For years punch presses were at the forefront of sheet metal fabrication for versatile part manufacturing. Since the introduction of the laser, however, the punch press has slowly been losing work to the newer technology. Still, many shops continue to see the value of the punch for the consistency of part, cost of equipment and operation, and the ability to eliminate secondary operations.
One major concern fabricators have when cutting parts on a laser is the resulting burr left on the bottom side of the part. With a punching press, there are tools that can remove this burr while also eliminating a secondary operation. The same can be said about forming, embossing, thread forming, and even part numbering – all secondary processes that are eliminated with the proper punch tooling. For those fabricators who understand that there is still a place for punching in fabrication, here are some practices and applications to get the best performance out of your punching equipment.
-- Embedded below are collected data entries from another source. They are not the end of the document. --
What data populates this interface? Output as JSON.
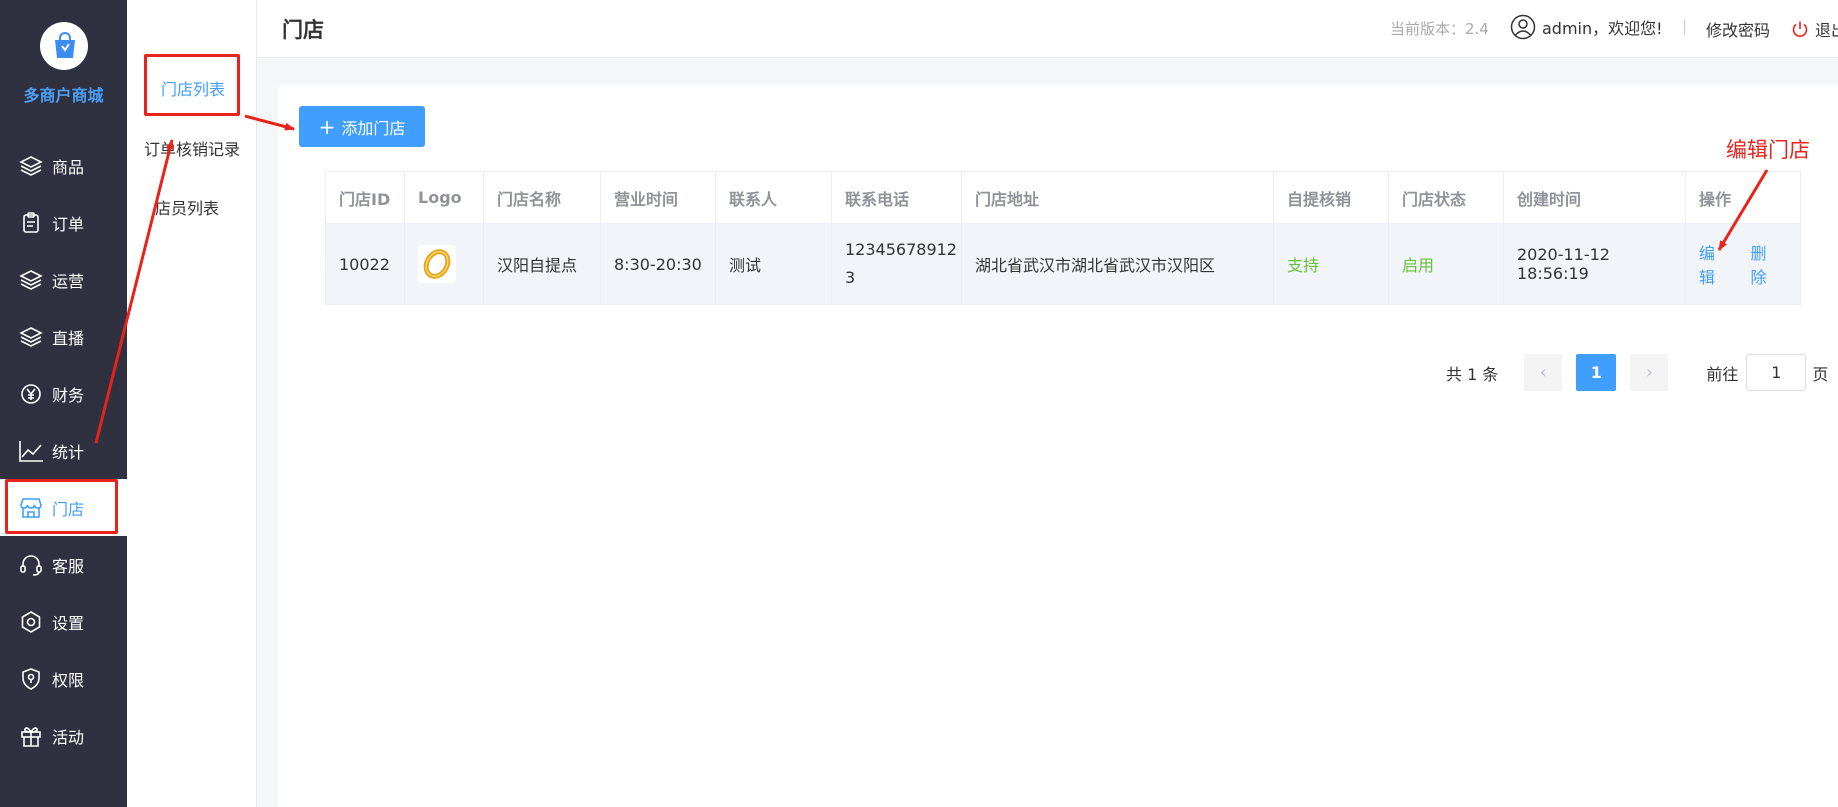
{
  "app": {
    "name": "多商户商城"
  },
  "sidebar": {
    "items": [
      {
        "label": "商品",
        "icon": "layers-icon"
      },
      {
        "label": "订单",
        "icon": "clipboard-icon"
      },
      {
        "label": "运营",
        "icon": "layers-icon"
      },
      {
        "label": "直播",
        "icon": "layers-icon"
      },
      {
        "label": "财务",
        "icon": "yen-icon"
      },
      {
        "label": "统计",
        "icon": "chart-line-icon"
      },
      {
        "label": "门店",
        "icon": "store-icon",
        "active": true
      },
      {
        "label": "客服",
        "icon": "headset-icon"
      },
      {
        "label": "设置",
        "icon": "gear-icon"
      },
      {
        "label": "权限",
        "icon": "shield-icon"
      },
      {
        "label": "活动",
        "icon": "gift-icon"
      }
    ]
  },
  "submenu": {
    "items": [
      {
        "label": "门店列表",
        "active": true
      },
      {
        "label": "订单核销记录"
      },
      {
        "label": "店员列表"
      }
    ]
  },
  "header": {
    "title": "门店",
    "version": "当前版本：2.4",
    "user": "admin，欢迎您!",
    "separator": "|",
    "change_password": "修改密码",
    "logout": "退出"
  },
  "toolbar": {
    "add_label": "添加门店"
  },
  "table": {
    "columns": [
      "门店ID",
      "Logo",
      "门店名称",
      "营业时间",
      "联系人",
      "联系电话",
      "门店地址",
      "自提核销",
      "门店状态",
      "创建时间",
      "操作"
    ],
    "rows": [
      {
        "id": "10022",
        "name": "汉阳自提点",
        "hours": "8:30-20:30",
        "contact": "测试",
        "phone_line1": "12345678912",
        "phone_line2": "3",
        "address": "湖北省武汉市湖北省武汉市汉阳区",
        "self_pickup": "支持",
        "status": "启用",
        "created": "2020-11-12 18:56:19",
        "edit": "编辑",
        "delete": "删除"
      }
    ]
  },
  "pagination": {
    "total": "共 1 条",
    "current": "1",
    "goto_label": "前往",
    "goto_value": "1",
    "unit": "页"
  },
  "annotation": {
    "text": "编辑门店",
    "color": "#e8231b"
  },
  "colors": {
    "primary": "#409eff",
    "sidebar_bg": "#2f3141",
    "success": "#67c23a"
  }
}
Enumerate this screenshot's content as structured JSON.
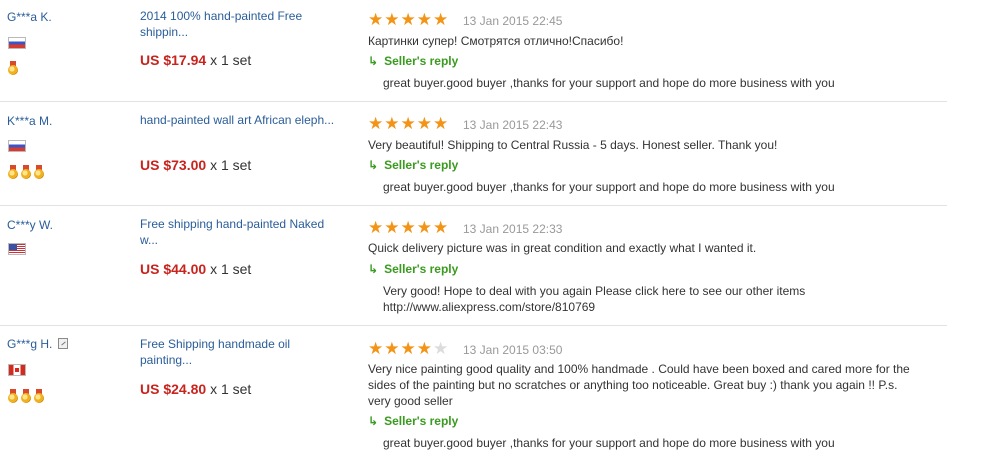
{
  "reviews": [
    {
      "buyer": "G***a K.",
      "flag": "russia-flag",
      "medals": 1,
      "mobile": false,
      "product": "2014 100% hand-painted Free shippin...",
      "price": "US $17.94",
      "qty": "x 1 set",
      "rating": 5,
      "date": "13 Jan 2015 22:45",
      "feedback": "Картинки супер! Смотрятся отлично!Спасибо!",
      "reply_label": "Seller's reply",
      "reply": "great buyer.good buyer ,thanks for your support and hope do more business with you"
    },
    {
      "buyer": "K***a M.",
      "flag": "russia-flag",
      "medals": 3,
      "mobile": false,
      "product": "hand-painted wall art African eleph...",
      "price": "US $73.00",
      "qty": "x 1 set",
      "rating": 5,
      "date": "13 Jan 2015 22:43",
      "feedback": "Very beautiful! Shipping to Central Russia - 5 days. Honest seller. Thank you!",
      "reply_label": "Seller's reply",
      "reply": "great buyer.good buyer ,thanks for your support and hope do more business with you"
    },
    {
      "buyer": "C***y W.",
      "flag": "usa-flag",
      "medals": 0,
      "mobile": false,
      "product": "Free shipping hand-painted Naked w...",
      "price": "US $44.00",
      "qty": "x 1 set",
      "rating": 5,
      "date": "13 Jan 2015 22:33",
      "feedback": "Quick delivery picture was in great condition and exactly what I wanted it.",
      "reply_label": "Seller's reply",
      "reply": "Very good! Hope to deal with you again Please click here to see our other items",
      "reply_url": "http://www.aliexpress.com/store/810769"
    },
    {
      "buyer": "G***g H.",
      "flag": "canada-flag",
      "medals": 3,
      "mobile": true,
      "product": "Free Shipping handmade oil painting...",
      "price": "US $24.80",
      "qty": "x 1 set",
      "rating": 4,
      "date": "13 Jan 2015 03:50",
      "feedback": "Very nice painting good quality and 100% handmade . Could have been boxed and cared more for the sides of the painting but no scratches or anything too noticeable. Great buy :) thank you again !! P.s. very good seller",
      "reply_label": "Seller's reply",
      "reply": "great buyer.good buyer ,thanks for your support and hope do more business with you"
    }
  ],
  "colors": {
    "link": "#2a5d99",
    "price": "#c8231d",
    "star": "#f39416",
    "reply": "#3a9b1f",
    "date": "#999999"
  }
}
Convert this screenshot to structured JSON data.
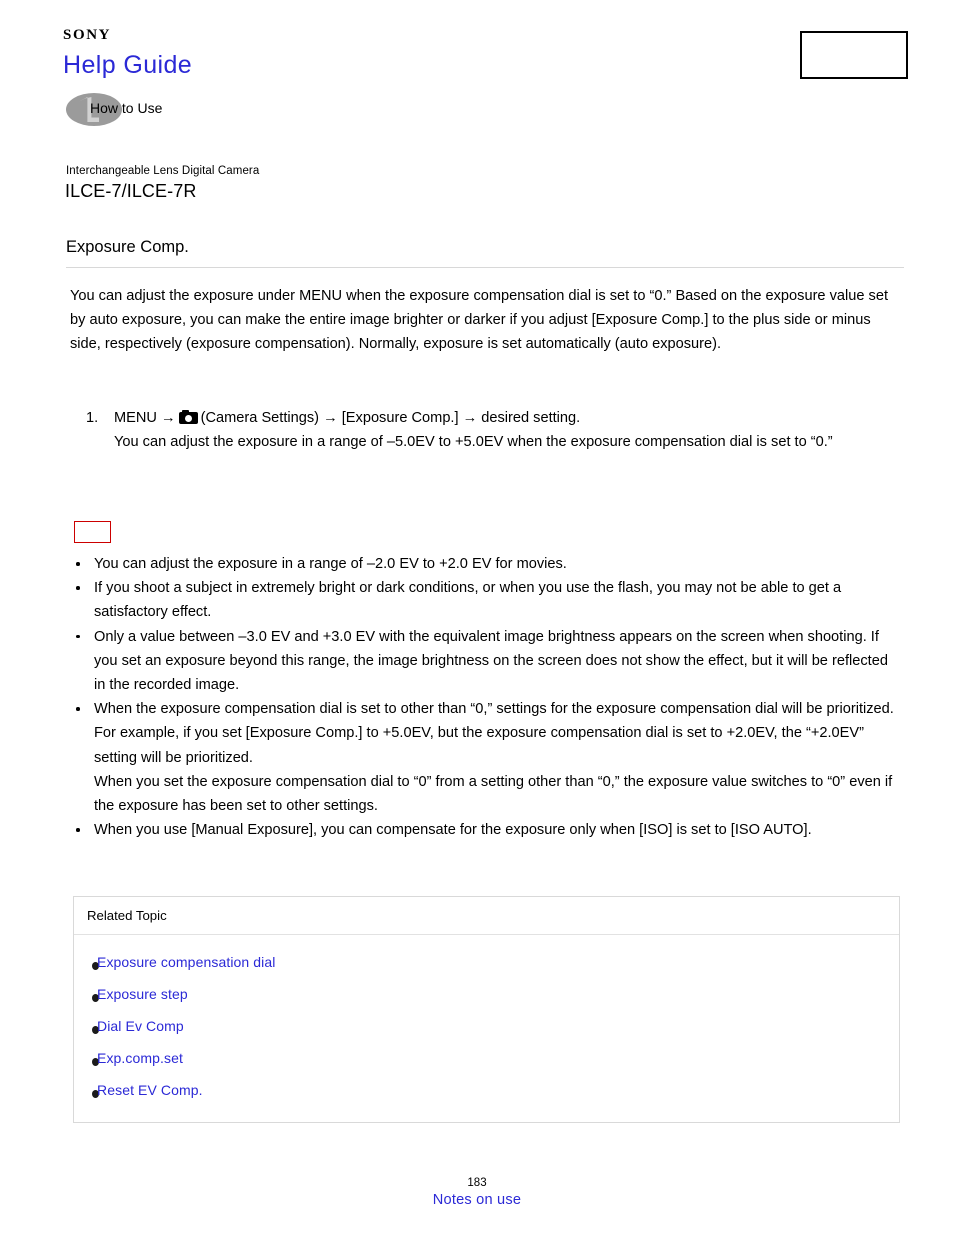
{
  "header": {
    "brand": "SONY",
    "help_guide": "Help Guide",
    "how_to_use": "How to Use",
    "how_to_use_icon": "how-to-use-circle-icon",
    "top_right_box": ""
  },
  "product": {
    "category": "Interchangeable Lens Digital Camera",
    "model": "ILCE-7/ILCE-7R"
  },
  "page": {
    "title": "Exposure Comp.",
    "intro": "You can adjust the exposure under MENU when the exposure compensation dial is set to “0.” Based on the exposure value set by auto exposure, you can make the entire image brighter or darker if you adjust [Exposure Comp.] to the plus side or minus side, respectively (exposure compensation). Normally, exposure is set automatically (auto exposure)."
  },
  "steps": [
    {
      "number": "1.",
      "lead": "MENU →",
      "icon": "camera-settings-icon",
      "trail": "(Camera Settings) → [Exposure Comp.] → desired setting.",
      "detail": "You can adjust the exposure in a range of –5.0EV to +5.0EV when the exposure compensation dial is set to “0.”"
    }
  ],
  "note_label": "",
  "notes": [
    "You can adjust the exposure in a range of –2.0 EV to +2.0 EV for movies.",
    "If you shoot a subject in extremely bright or dark conditions, or when you use the flash, you may not be able to get a satisfactory effect.",
    "Only a value between –3.0 EV and +3.0 EV with the equivalent image brightness appears on the screen when shooting. If you set an exposure beyond this range, the image brightness on the screen does not show the effect, but it will be reflected in the recorded image.",
    "When the exposure compensation dial is set to other than “0,” settings for the exposure compensation dial will be prioritized. For example, if you set [Exposure Comp.] to +5.0EV, but the exposure compensation dial is set to +2.0EV, the “+2.0EV” setting will be prioritized.\nWhen you set the exposure compensation dial to “0” from a setting other than “0,” the exposure value switches to “0” even if the exposure has been set to other settings.",
    "When you use [Manual Exposure], you can compensate for the exposure only when [ISO] is set to [ISO AUTO]."
  ],
  "related": {
    "heading": "Related Topic",
    "links": [
      "Exposure compensation dial",
      "Exposure step",
      "Dial Ev Comp",
      "Exp.comp.set",
      "Reset EV Comp."
    ]
  },
  "footer": {
    "page_number": "183",
    "link": "Notes on use"
  },
  "colors": {
    "link": "#2b29d6",
    "note_border": "#cc0000",
    "icon_gray": "#9b9b9b",
    "rule": "#d8d8d8"
  }
}
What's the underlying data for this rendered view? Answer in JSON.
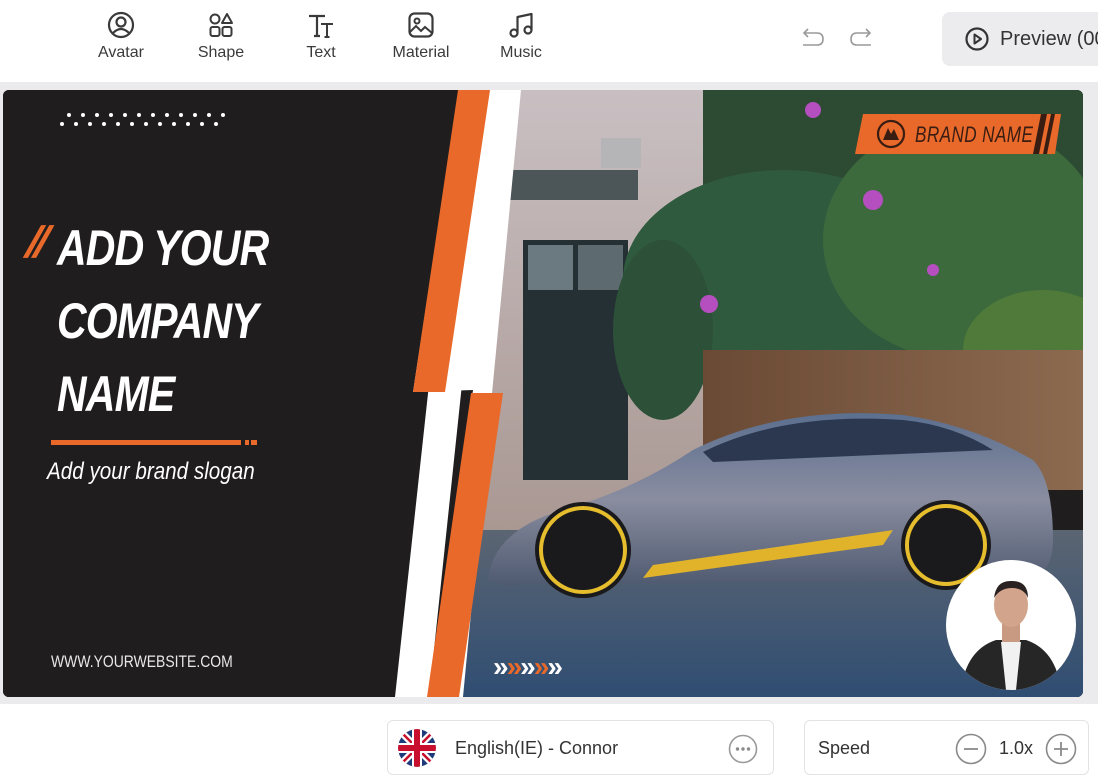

OPTIMIZING YOUR PUNCHING SPEED
While punching speeds are increasing across the industry, the length of the punching stroke can make or break speed performance. To get optimal performance in terms of punching speed, the stroke length needs to be as small as possible. The machine should stroke from the minimal height above the sheet so it is as close to the sheet as possible while still avoiding collision with any forms or possible bow in the material. Conversely, the lowest point in the stroke needs to be as shallow as possible while still removing the slug from the material or die.
While most machines have the ideal parameters set for standard punching practices, different situations call for different parameters. When forming is introduced, both parameters need to be adjusted to achieve optimal performance. Controlling these values will also control the consistency of the part and the quality of the part to specifications. On machines that offer the ability to dynamically change the stroke parameters and re-enter the nest at certain tools changes or strokes, there is less wasted material, time, and potential parts.
MAKING USE OF THE PRESSER FOOT
In some punching applications it is necessary for the steel stripper plate to come down and press on the top of the sheet before the stroke. It then lifts back up and moves to the next location after the stroke. This is often referred to as presser foot and it is required for applications such as punching thick gage material, tight hole patterns, parts that have a tendency to bow, and holes with a smaller diameter than the thickness of the material. This function helps produce higher quality parts and extends the life of tools by preventing them from breaking, but it also tends to slow down the machine due to the extra step in the stroke.
When punching thinner gage material it is not always necessary to use the presser foot function. For instance, with a rectangular cut off tool or other nibbling process, the stripper will prevent the material from grabbing onto the tool if it is hovering above the sheet as long as the tool strokes all the way back through the stripper on the upward return. Turning off the presser foot whenever possible is a great way to speed up processing time while still maintaining high quality, consistent parts.
MAINTAINING YOUR TOOLS
Another way to keep your punching equipment running at peak performance and producing high quality parts is to properly maintain the punching tools by sharpening the punches and dies. When the tool and die are dull, the machine requires additional tonnage to punch the hole, which puts unnecessary wear on the ram. In addition, the roll on the upper surface of the material located on the edge of the punched hole becomes drastically more pronounced when the tool needs to be sharpened.
A good indication that the tool needs to be sharpened is the size of the burr on the bottom side of the part. For certain holes or edges, a larger burr indicates a dull tool. The tool edge will also show wear and rounding on the edge when it needs to be sharpened. Simply remove 0.003 in from the tool – that is all that is needed for regular tool maintenance. In extreme cases where the tool is very worn, continue to remove an additional 0.002 in until the cutting edge is satisfactory. If the tool becomes damaged and the cutting edge has a chip in it, the tool should be sharpened to below where the chip starts. This simple maintenance tip can help keep your punching machine running at peak performance and producing quality parts.
There are many ways to evaluate how certain applications affect productivity in manufacturing. Adjusting and maintaining proper stroke length will maximize the ram speed on your punching equipment. Knowing when it is not necessary to use the presser foot will decrease processing times while using the presser foot effectively can maximize part quality and even prevent tools from breaking. Finally, sharpening and properly maintaining tools increases the part quality and prolongs the life of your machine. By using these practices to your advantage, you will maximize the productivity of your punching equipment and take full advantage of your investment.